What did @melissahadleybarrett actually say?
Barrett set out to debunk three claims about Peyronie's disease. She said it affects "one in 10 men" in their lifetime, pushing back on the idea it's rare. She also argued that injury isn't the only cause, pointing to genetics, diabetes, hypertension, and connective tissue disorders. Finally, she challenged the notion that surgery is the only fix, noting that "quite a lot of different conservative options" exist. These are reasonable claims to make, and most of them hold up reasonably well under scrutiny.
Does the science back this up?
Mostly, yes, with some caveats worth knowing. The prevalence figure is the one that needs the most context. Studies suggest Peyronie's disease is genuinely underdiagnosed, and estimates vary widely.
A 2016 population-based study by Stuntz et al. published in PLOS ONE estimated prevalence at around 0.5% to 13% depending on methodology and age group, which is consistent with a rough "1 in 10" figure in older populations. A frequently cited estimate from Mulhall et al. (2004, Journal of Sexual Medicine) found prevalence of about 8.9% in men attending a urology clinic, which skews high. In general-population screening studies, the number is lower. So Barrett's figure isn't wrong, but it isn't a universal truth either.
On causes, the literature is clear that injury, genetics, and comorbidities like diabetes and hypertension are all recognized contributing factors. The connective tissue link is well established, particularly with Dupuytren's contracture. Bivalacqua et al. and other researchers have documented the fibrotic pathology in detail.
What did they get wrong (or right)?
The "1 in 10" statistic deserves more precision than it got. Barrett presents it as a flat lifetime figure, but the actual data is age-dependent. Prevalence rises sharply in men over 50 and is substantially lower in younger men. Quoting that number without the age caveat makes it sound more alarming and universal than the evidence supports. That's a meaningful omission, not a fabrication.
Everything else she said lands reasonably well. The multi-factorial cause framework is accurate. Genetics matter here: studies have found Peyronie's is more common in men with a family history and in those with HLA-associated connective tissue disorders. The diabetes and hypertension connections are supported by multiple studies, including Arafa et al. (2007, International Journal of Impotence Research).
Her point about non-surgical options is correct and genuinely useful. Intralesional collagenase injections (Xiaflex) received FDA approval specifically for Peyronie's disease in 2013. Oral pentoxifylline, vacuum erection devices, and traction therapy are also used in clinical practice. Saying surgery isn't the only path is accurate and probably reduces unnecessary anxiety for men watching this video.

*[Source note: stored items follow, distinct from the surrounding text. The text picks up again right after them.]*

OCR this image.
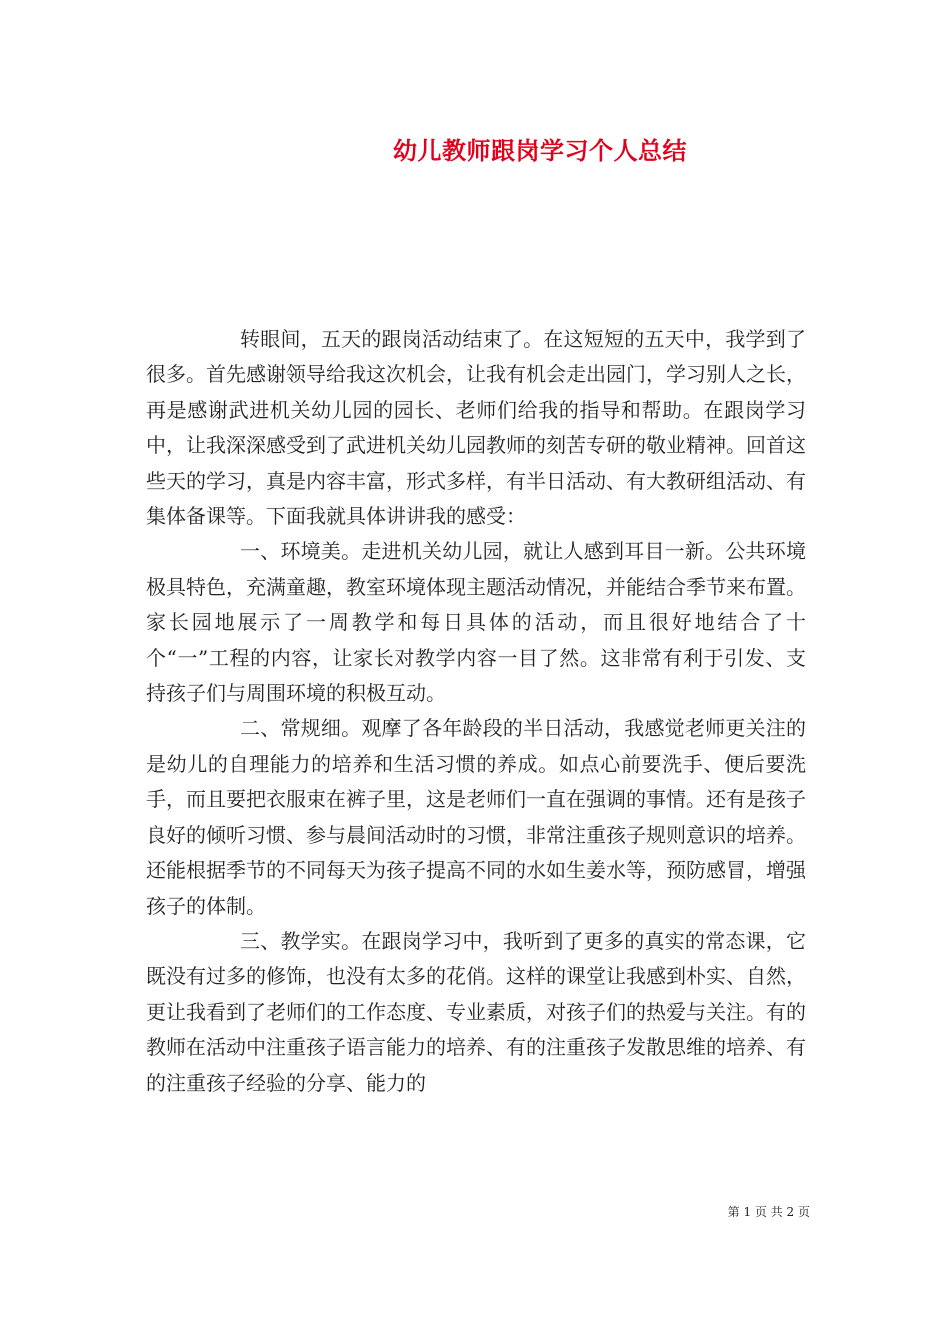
幼儿教师跟岗学习个人总结

转眼间，五天的跟岗活动结束了。在这短短的五天中，我学到了很多。首先感谢领导给我这次机会，让我有机会走出园门，学习别人之长，再是感谢武进机关幼儿园的园长、老师们给我的指导和帮助。在跟岗学习中，让我深深感受到了武进机关幼儿园教师的刻苦专研的敬业精神。回首这些天的学习，真是内容丰富，形式多样，有半日活动、有大教研组活动、有集体备课等。下面我就具体讲讲我的感受：

一、环境美。走进机关幼儿园，就让人感到耳目一新。公共环境极具特色，充满童趣，教室环境体现主题活动情况，并能结合季节来布置。家长园地展示了一周教学和每日具体的活动，而且很好地结合了十个“一”工程的内容，让家长对教学内容一目了然。这非常有利于引发、支持孩子们与周围环境的积极互动。

二、常规细。观摩了各年龄段的半日活动，我感觉老师更关注的是幼儿的自理能力的培养和生活习惯的养成。如点心前要洗手、便后要洗手，而且要把衣服束在裤子里，这是老师们一直在强调的事情。还有是孩子良好的倾听习惯、参与晨间活动时的习惯，非常注重孩子规则意识的培养。还能根据季节的不同每天为孩子提高不同的水如生姜水等，预防感冒，增强孩子的体制。

三、教学实。在跟岗学习中，我听到了更多的真实的常态课，它既没有过多的修饰，也没有太多的花俏。这样的课堂让我感到朴实、自然，更让我看到了老师们的工作态度、专业素质，对孩子们的热爱与关注。有的教师在活动中注重孩子语言能力的培养、有的注重孩子发散思维的培养、有的注重孩子经验的分享、能力的

第 1 页 共 2 页
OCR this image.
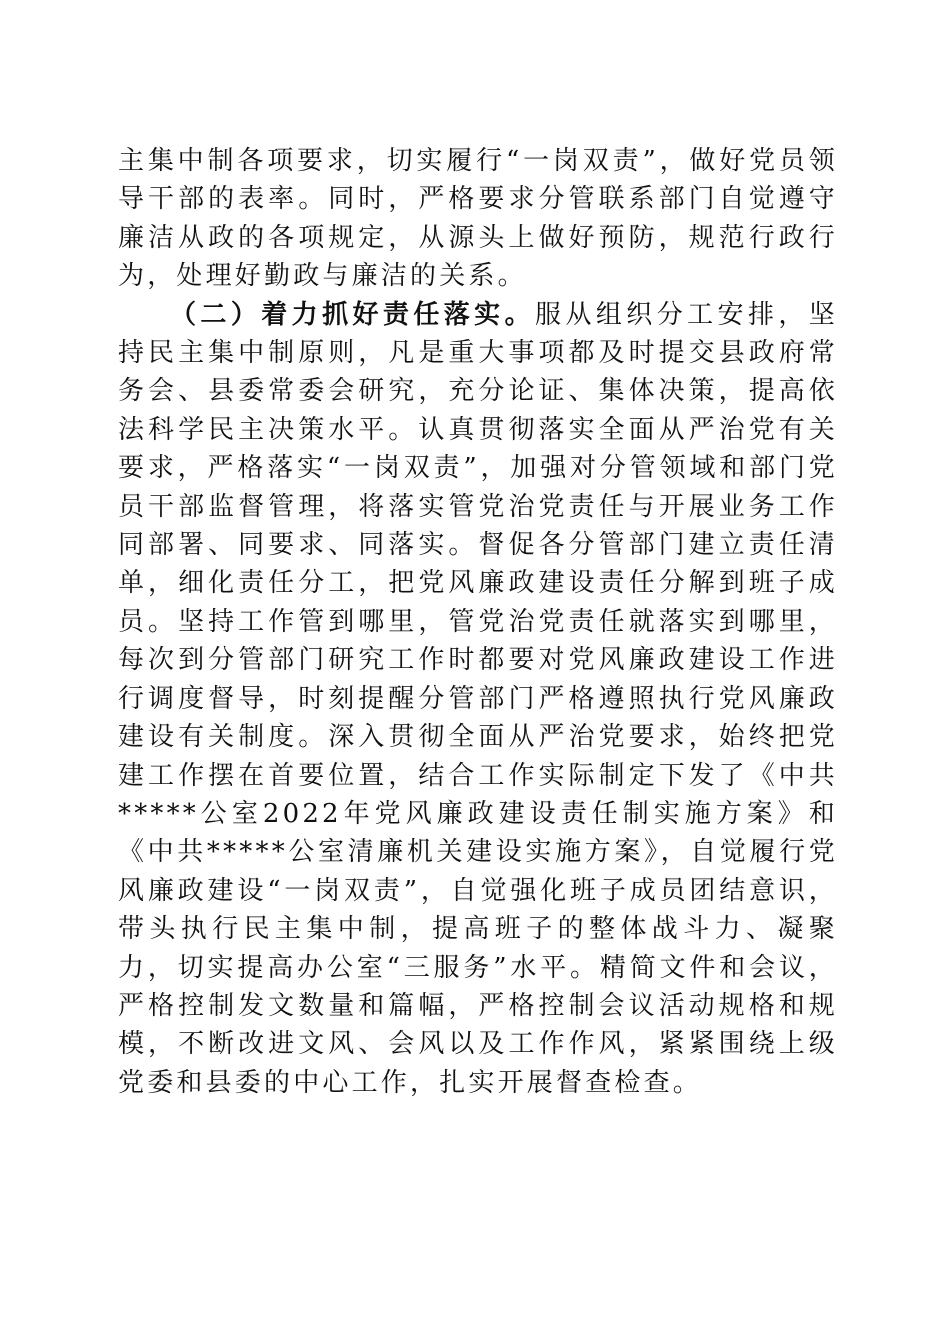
主集中制各项要求，切实履行“一岗双责”，做好党员领导干部的表率。同时，严格要求分管联系部门自觉遵守廉洁从政的各项规定，从源头上做好预防，规范行政行为，处理好勤政与廉洁的关系。

（二）着力抓好责任落实。服从组织分工安排，坚持民主集中制原则，凡是重大事项都及时提交县政府常务会、县委常委会研究，充分论证、集体决策，提高依法科学民主决策水平。认真贯彻落实全面从严治党有关要求，严格落实“一岗双责”，加强对分管领域和部门党员干部监督管理，将落实管党治党责任与开展业务工作同部署、同要求、同落实。督促各分管部门建立责任清单，细化责任分工，把党风廉政建设责任分解到班子成员。坚持工作管到哪里，管党治党责任就落实到哪里，每次到分管部门研究工作时都要对党风廉政建设工作进行调度督导，时刻提醒分管部门严格遵照执行党风廉政建设有关制度。深入贯彻全面从严治党要求，始终把党建工作摆在首要位置，结合工作实际制定下发了《中共*****公室2022年党风廉政建设责任制实施方案》和《中共*****公室清廉机关建设实施方案》，自觉履行党风廉政建设“一岗双责”，自觉强化班子成员团结意识，带头执行民主集中制，提高班子的整体战斗力、凝聚力，切实提高办公室“三服务”水平。精简文件和会议，严格控制发文数量和篇幅，严格控制会议活动规格和规模，不断改进文风、会风以及工作作风，紧紧围绕上级党委和县委的中心工作，扎实开展督查检查。
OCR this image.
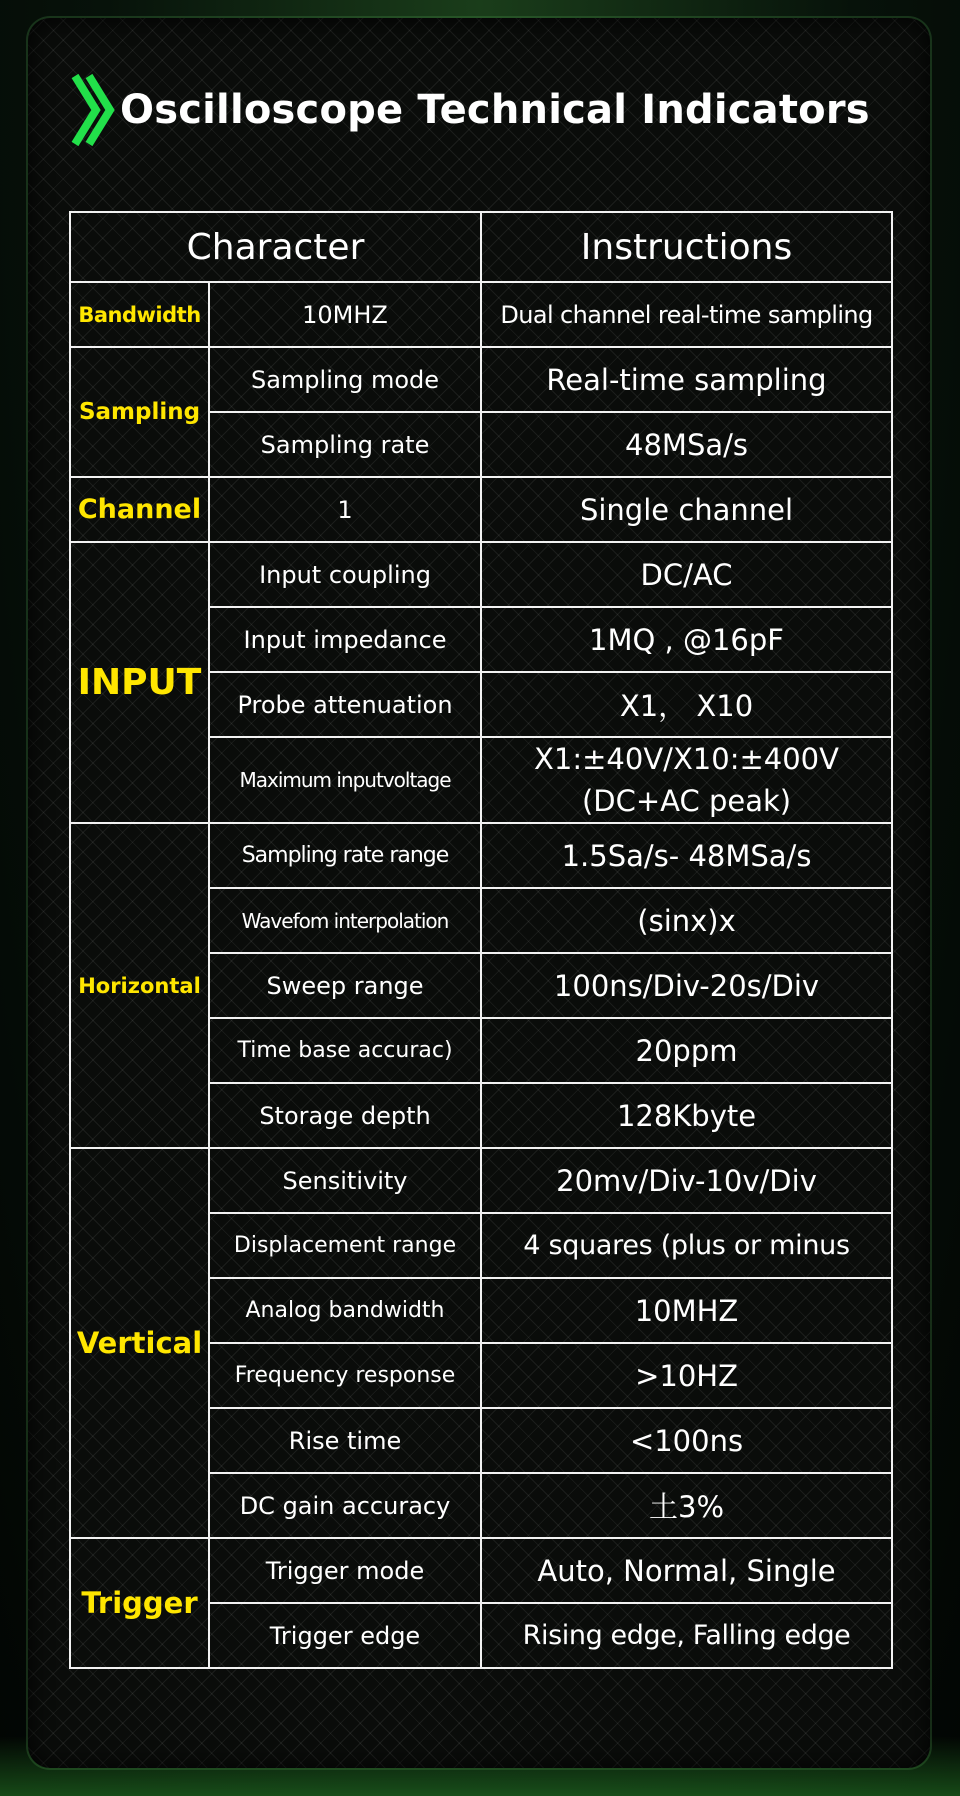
Oscilloscope Technical Indicators
Character		Instructions
Bandwidth	10MHZ	Dual channel real-time sampling
Sampling	Sampling mode	Real-time sampling
	Sampling rate	48MSa/s
Channel	1	Single channel
INPUT	Input coupling	DC/AC
	Input impedance	1MQ , @16pF
	Probe attenuation	X1， X10
	Maximum inputvoltage	X1:±40V/X10:±400V
(DC+AC peak)

Horizontal	Sampling rate range	1.5Sa/s- 48MSa/s
	Wavefom interpolation	(sinx)x
	Sweep range	100ns/Div-20s/Div
	Time base accurac)	20ppm
	Storage depth	128Kbyte
Vertical	Sensitivity	20mv/Div-10v/Div
	Displacement range	4 squares (plus or minus
	Analog bandwidth	10MHZ
	Frequency response	>10HZ
	Rise time	<100ns
	DC gain accuracy	土3%
Trigger	Trigger mode	Auto, Normal, Single
	Trigger edge	Rising edge, Falling edge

What should you actually know?
Peyronie's disease is a fibrotic condition of the tunica albuginea, the sheath surrounding erectile tissue. It causes scar tissue, called a plaque, to form, which leads to penile curvature, pain during erections, and in some cases erectile dysfunction. It is not just a cosmetic issue, and the ED component is underappreciated.
The condition has an acute phase, typically the first 12 to 18 months, where the plaque is active and curvature may worsen, and a stable phase after that. Treatment decisions often depend on which phase a man is in. Conservative treatments are generally recommended during the acute phase; surgical correction is typically reserved for stable disease with significant curvature or functional impairment.
If you're seeing curvature develop, pain during erections, or a palpable lump along the shaft, see a urologist. A primary care doctor can refer you, and telehealth platforms can be an appropriate first step for initial assessment and referral coordination. Waiting and hoping it resolves is not always the wrong move, roughly 13% of cases do improve spontaneously, but active management options exist and are worth discussing.